Retos y perspectivas futuras
Aunque se han logrado avances, todavía existen importantes desafíos en la integración completa de las mujeres en la economía digital. La brecha digital de género sigue presente, en particular en áreas rurales y países en desarrollo, donde las mujeres enfrentan obstáculos mayores para acceder y beneficiarse de las oportunidades del entorno digital. Es esencial seguir impulsando políticas públicas con enfoque de género que amplifiquen los beneficios positivos de las TIC en la disminución de las brechas sociales existentes.
A pesar de los avances, persisten desafíos significativos en la plena integración de las mujeres en la economía digital. La brecha digital de género sigue siendo una realidad, especialmente en regiones rurales y en países en desarrollo, donde las mujeres enfrentan mayores barreras para acceder y aprovechar las ventajas ofrecidas por el mundo digital.
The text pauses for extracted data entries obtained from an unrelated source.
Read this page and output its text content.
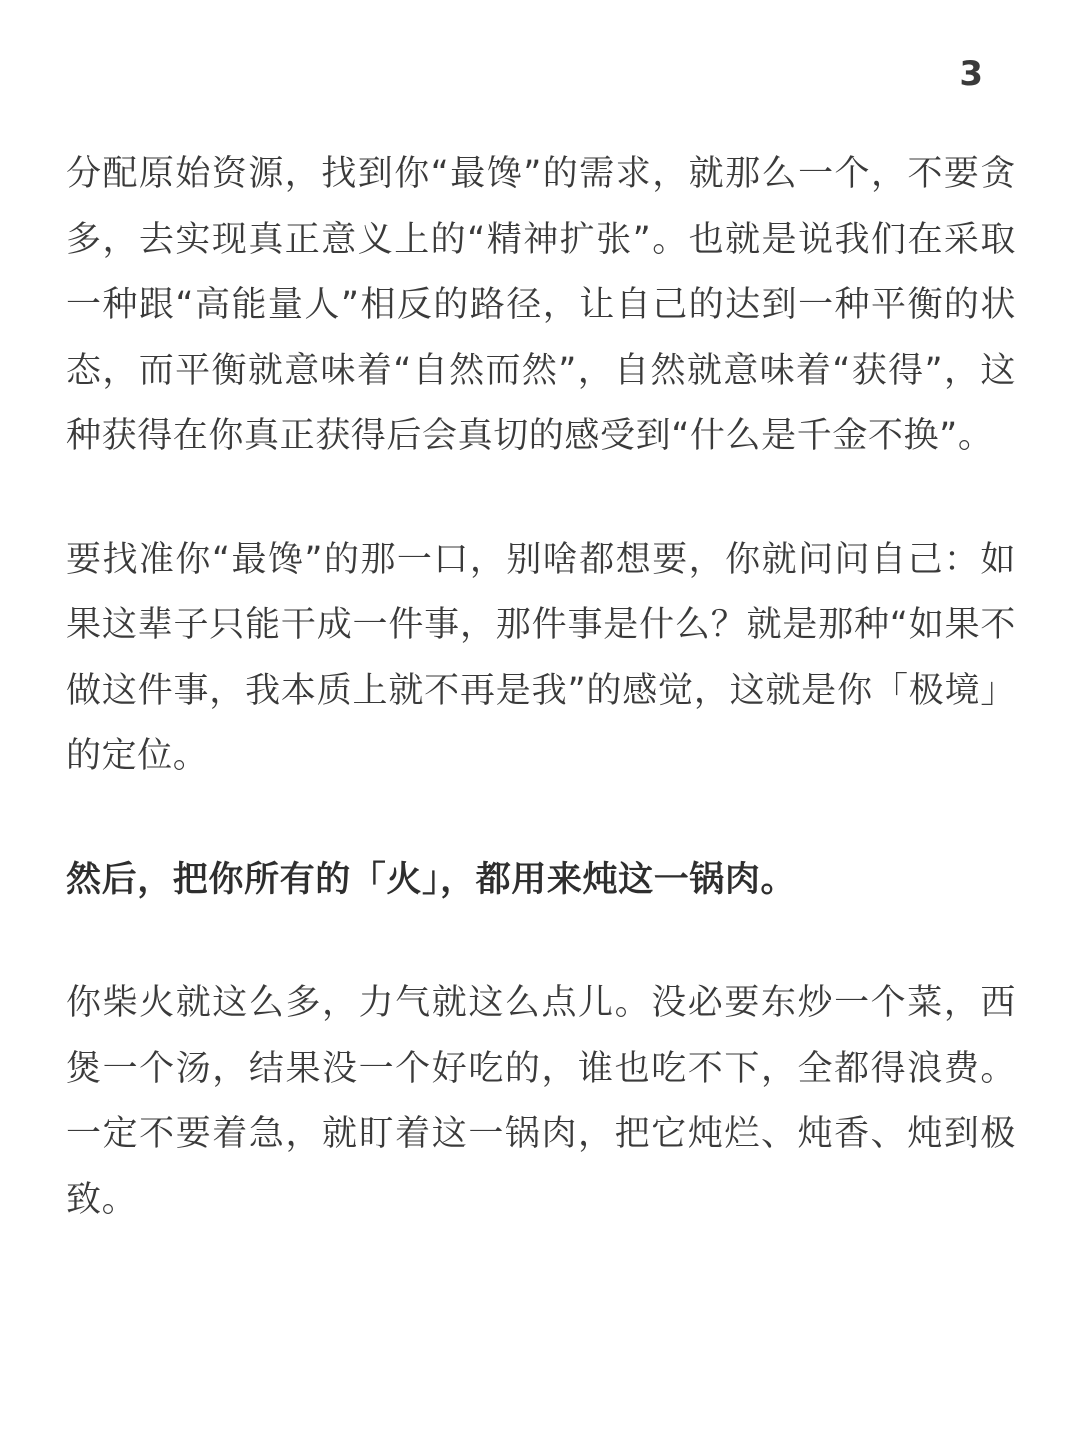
3

分配原始资源，找到你“最馋”的需求，就那么一个，不要贪多，去实现真正意义上的“精神扩张”。也就是说我们在采取一种跟“高能量人”相反的路径，让自己的达到一种平衡的状态，而平衡就意味着“自然而然”，自然就意味着“获得”，这种获得在你真正获得后会真切的感受到“什么是千金不换”。

要找准你“最馋”的那一口，别啥都想要，你就问问自己：如果这辈子只能干成一件事，那件事是什么？就是那种“如果不做这件事，我本质上就不再是我”的感觉，这就是你「极境」的定位。

然后，把你所有的「火」，都用来炖这一锅肉。

你柴火就这么多，力气就这么点儿。没必要东炒一个菜，西煲一个汤，结果没一个好吃的，谁也吃不下，全都得浪费。一定不要着急，就盯着这一锅肉，把它炖烂、炖香、炖到极致。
Es fundamental continuar promoviendo políticas públicas con perspectiva de género que potencien los impactos positivos de las TIC en la reducción de las brechas sociales existentes.
Además, es esencial abordar los estereotipos de género que desaniman a las niñas a inscribirse en cursos o carreras de ciencia y tecnología desde una edad temprana. Superar estos estereotipos, que se refuerzan a través de la familia, la escuela, los medios de comunicación y la sociedad en general, es crucial para garantizar una participación equitativa de las mujeres en el sector tecnológico.